Still we hear that everyone must go to college. Why?

It is time for a change.

I propose the creation of a Professional University. By this I mean a university that teaches only job skills. It would do this by creating simulations of the actual life of someone who works in a particular job. After a year or more living in a simulation of the life of an actual engineer, computer scientist, psychologist, business person, or health care professional, the graduate would actually be employable and would have a pretty good idea of whether they had made a good choice of profession. Creating these simulations is not that complicated. Small projects can lead  to larger projects that build upon what was learned in the earlier projects. Constant required deliverables with mentoring by faculty, not lectures. Students try to do things, and faculty are there to help.

The faculty in a professional university would be practitioners who had done it themselves. The students could come to campus or work on line. It makes no difference. Deliverables would not be given grades. If your business idea isn’t good, work harder on it. If your technological solution to something doesn’t work, keep working on it. Degrees would not be based upon an accumulation of credits and would have nothing to do with the time a student was in the program. The students would have to complete well specified tasks, and when they demonstrated they could actually do something they would move on to a more complicated task. If the students weren’t immediately employable, the programs would have to be modified until they were.

We can do this. It just takes money. Existing universities won’t help. They will be threatened by it. Yale can keep producing professors and intellectuals. But most countries in the world need way fewer professors than they need well educated functioning professionals.
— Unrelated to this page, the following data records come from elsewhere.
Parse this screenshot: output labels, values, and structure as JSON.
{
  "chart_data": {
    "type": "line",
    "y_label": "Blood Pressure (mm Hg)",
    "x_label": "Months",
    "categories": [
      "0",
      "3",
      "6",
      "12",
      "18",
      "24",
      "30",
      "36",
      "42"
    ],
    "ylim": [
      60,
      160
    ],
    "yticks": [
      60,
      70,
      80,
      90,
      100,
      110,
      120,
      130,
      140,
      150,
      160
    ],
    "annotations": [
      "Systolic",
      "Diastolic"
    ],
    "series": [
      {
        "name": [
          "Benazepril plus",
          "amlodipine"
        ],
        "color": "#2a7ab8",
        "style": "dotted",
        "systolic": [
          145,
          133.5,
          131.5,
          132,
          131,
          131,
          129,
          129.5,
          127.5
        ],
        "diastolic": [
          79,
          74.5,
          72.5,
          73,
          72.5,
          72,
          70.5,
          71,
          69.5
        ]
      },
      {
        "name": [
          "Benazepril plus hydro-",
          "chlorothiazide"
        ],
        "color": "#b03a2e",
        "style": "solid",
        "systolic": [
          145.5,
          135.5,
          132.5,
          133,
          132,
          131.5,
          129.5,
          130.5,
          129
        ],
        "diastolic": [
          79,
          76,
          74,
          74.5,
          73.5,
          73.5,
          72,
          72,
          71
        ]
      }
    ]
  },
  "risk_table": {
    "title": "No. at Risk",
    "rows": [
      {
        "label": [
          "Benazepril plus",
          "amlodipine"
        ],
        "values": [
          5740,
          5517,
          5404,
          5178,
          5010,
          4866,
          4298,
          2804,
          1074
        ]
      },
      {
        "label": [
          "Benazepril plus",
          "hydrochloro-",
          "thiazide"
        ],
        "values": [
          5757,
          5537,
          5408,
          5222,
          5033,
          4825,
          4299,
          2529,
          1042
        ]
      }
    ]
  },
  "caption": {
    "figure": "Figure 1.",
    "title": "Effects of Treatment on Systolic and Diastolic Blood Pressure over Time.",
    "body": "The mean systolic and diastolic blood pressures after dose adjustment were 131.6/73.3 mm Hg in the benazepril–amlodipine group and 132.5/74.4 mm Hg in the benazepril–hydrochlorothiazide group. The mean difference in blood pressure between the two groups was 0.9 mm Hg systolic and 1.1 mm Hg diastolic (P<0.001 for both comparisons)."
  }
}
Would graduates of the Professional University be able to speak, write, reason, and solve complex problems? Of course. Those skills would be built into every program.


Anonymous said...

I studied engineering at University of Waterloo; a 4-year Bachelor's degree, run over 5 years, including six 4-month coop work terms; the equivalent of 2 full years of paid industry experience. I believe we lived the type of simulation you describe, except that it was real experience. Thoughts?

CMD said...

i agree with Lino D...and disagree with the example you gave of you know how long my cousin studied and practiced before he was ever a licensed physician? he studied for years in two countries with more hands-on experience than most people get at a vo-tech school, so that example is flawed...but overall, i agree with your premise...aren't vo-tech and online universities the type of professional u's you're describing...and like Lino D said, they include real-world experience, not simulations

Sacred Human said...

Yeah, my Early Childhood Education program was actually only offered to working professionals. Course requirements were to implement teaching strategies and report back to small group to process the results. Certainly improved my practice.

Unknown said...

Thanks for your post

Unknown said...

Responding to Professor Schank's blog:

"Degrees would not be based upon an accumulation of credits and would have nothing to do with the time a student was in the program. The students would have to complete well specified tasks, and when they demonstrated they could actually do something they would move on to a more complicated task..."
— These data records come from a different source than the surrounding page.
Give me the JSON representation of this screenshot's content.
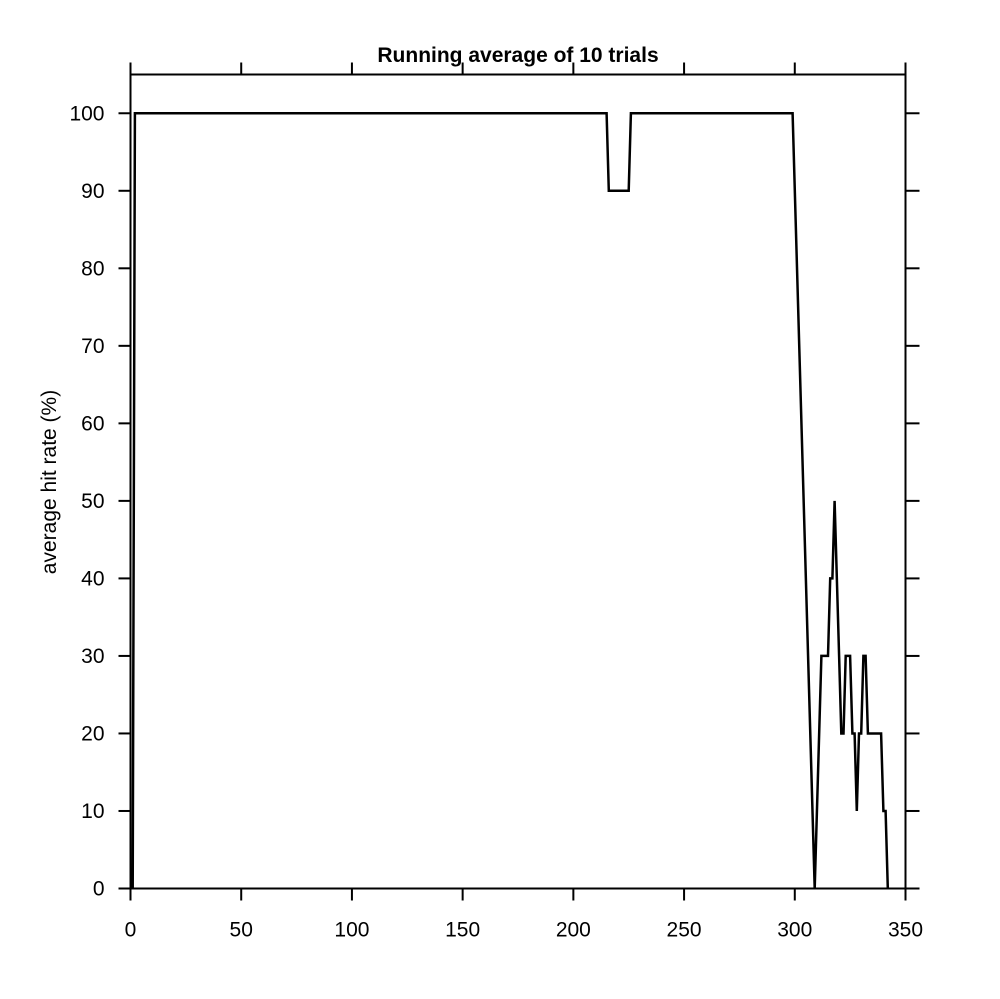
{
  "chart_data": {
    "type": "line",
    "title": "Running average of 10 trials",
    "xlabel": "",
    "ylabel": "average hit rate (%)",
    "xlim": [
      0,
      350
    ],
    "ylim": [
      0,
      105
    ],
    "x_ticks": [
      0,
      50,
      100,
      150,
      200,
      250,
      300,
      350
    ],
    "y_ticks": [
      0,
      10,
      20,
      30,
      40,
      50,
      60,
      70,
      80,
      90,
      100
    ],
    "grid": false,
    "line_color": "#000000",
    "series": [
      {
        "x": [
          1,
          2,
          215,
          216,
          225,
          226,
          299,
          309,
          312,
          315,
          316,
          317,
          318,
          320,
          321,
          322,
          323,
          325,
          326,
          327,
          328,
          329,
          330,
          331,
          332,
          333,
          334,
          339,
          340,
          341,
          342
        ],
        "y": [
          0,
          100,
          100,
          90,
          90,
          100,
          100,
          0,
          30,
          30,
          40,
          40,
          50,
          30,
          20,
          20,
          30,
          30,
          20,
          20,
          10,
          20,
          20,
          30,
          30,
          20,
          20,
          20,
          10,
          10,
          0
        ]
      }
    ]
  }
}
As a graduate of a liberal arts program and an MFA in creative writing, I was taught that the primary purpose of a four year degree is to obtain exposure to a broad selection of critical thinking and scientific disciplines. occupational Specialization comes later. I agree that the bureaucracy surrounding 4 year programs is thick, wasteful and worst of all, outrageously expensive for students, but I'm curious how we reform the system in a way that provides a better atmosphere for incubating creativity, especially in the arts. Any ideas?

Unknown said...

Isn't what you describe called a Vocational or Technical School?